The answer is to make the EcoCash callback the source of truth rather than the synchronous response. The flow becomes:

  1. Client submits payment
  2. Your server creates a PENDING payment record
  3. Your server calls EcoCash with the payment reference
  4. EcoCash processes the payment
  5. EcoCash calls your webhook with the result
  6. Your webhook handler updates payment and fine status atomically in a database transaction
  7. Webhook handler publishes PAYMENT_SUCCESS event

Now even if your server crashes mid-process, when it restarts it will receive the webhook and process it correctly. If the webhook is not received, EcoCash will retry it. The idempotency key on the payment ensures double-processing is safe.
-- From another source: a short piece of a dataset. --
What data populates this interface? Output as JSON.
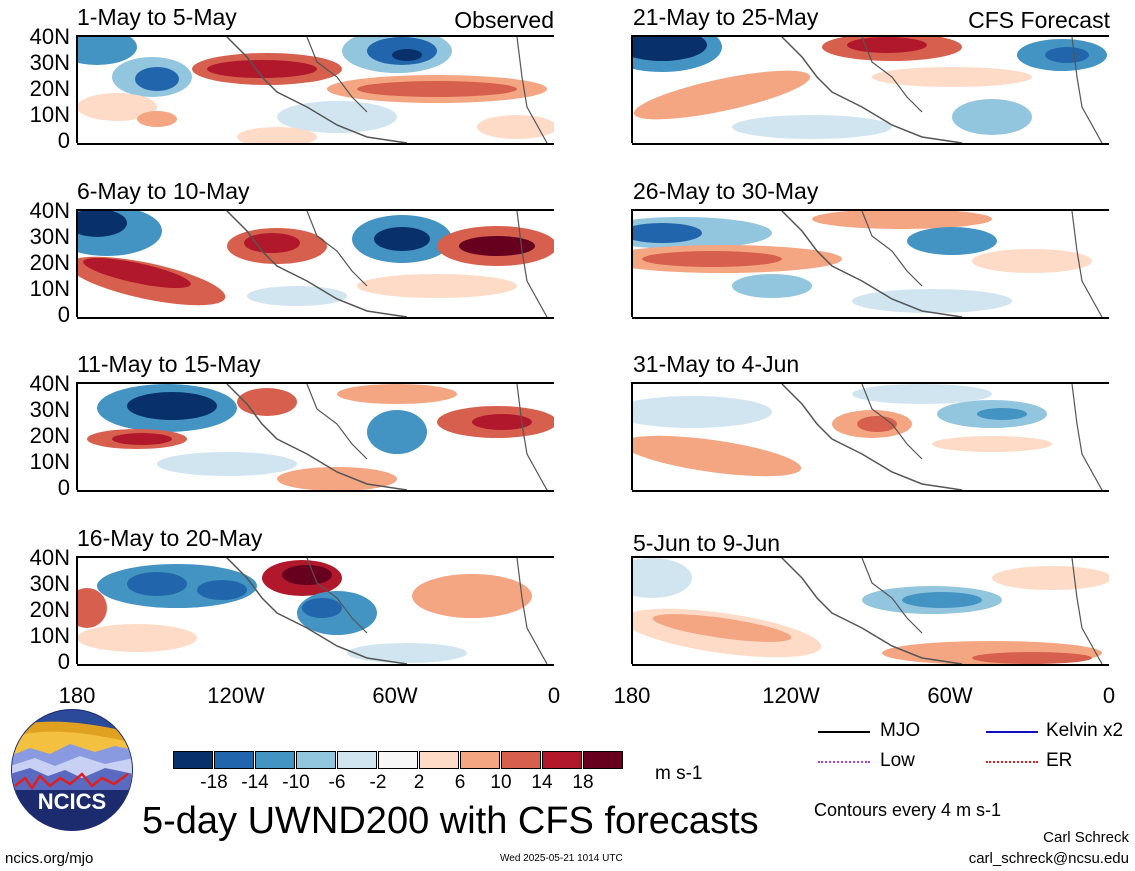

For database operations specifically, transactions are your primary tool for consistency. Operations that must succeed or fail together — updating a payment to SUCCESS and updating the fine to PAID — must be wrapped in a single transaction. If either fails, both are rolled back. In Spring, @Transactional on the service method handles this. The important thing is knowing which operations must be transactional and ensuring they are.


Dead Letter Queues

When a message on a queue fails processing repeatedly — after all retries are exhausted — it should not be discarded silently. It should be moved to a dead letter queue (DLQ).

A dead letter queue is a separate queue that holds messages that could not be processed. An alert fires when messages arrive in the DLQ. A developer can then inspect the message, understand why it failed, fix the underlying issue, and replay the message.

Without a dead letter queue, a failed notification or a failed fine status update disappears silently. You have no way of knowing the failure happened and no way to recover from it.


Health Checks

Railway and any other deployment platform needs to know whether your application is running correctly. Spring Boot Actuator exposes a /actuator/health endpoint automatically. It checks whether the application can reach the database and Redis and returns an aggregate status.

You should expose at least two health check endpoints:

/actuator/health/liveness — is the application process alive and able to handle requests? This is checked by the platform to decide whether to restart the instance.

/actuator/health/readiness — is the application ready to receive traffic? This checks database connectivity, Redis connectivity, and any other dependencies. If readiness fails, the load balancer stops sending traffic to this instance without killing it — giving it time to recover.

The distinction matters. An application that is alive but cannot reach the database should not receive traffic — but it should not be restarted either, because restarting will not fix a database issue. Readiness handles this correctly.


Failure Handling in TrafficGrid — Summary

Scenario Handling Strategy
Database query timeout HikariCP connection timeout + Spring @Transactional rollback
Redis unavailable Fail open — skip cache, go directly to database. Log the failure.
EcoCash API slow 30s timeout + circuit breaker. Return PENDING payment, rely on webhook for confirmation.
EcoCash API down Circuit breaker opens. Return error to client. Payment not attempted.
SMS provider down Notification stays PENDING in queue. Retried with exponential backoff when provider recovers.
Webhook received twice Idempotency key check — second webhook is a no-op if payment already SUCCESS.
Consumer crashes mid-processing Message redelivered by broker. Idempotency checks prevent double-processing.
Message fails all retries Moved to dead letter queue. Alert fires. Manual investigation.
Application instance crashes Load balancer detects failed health check, stops routing traffic to that instance. Other instances absorb the load.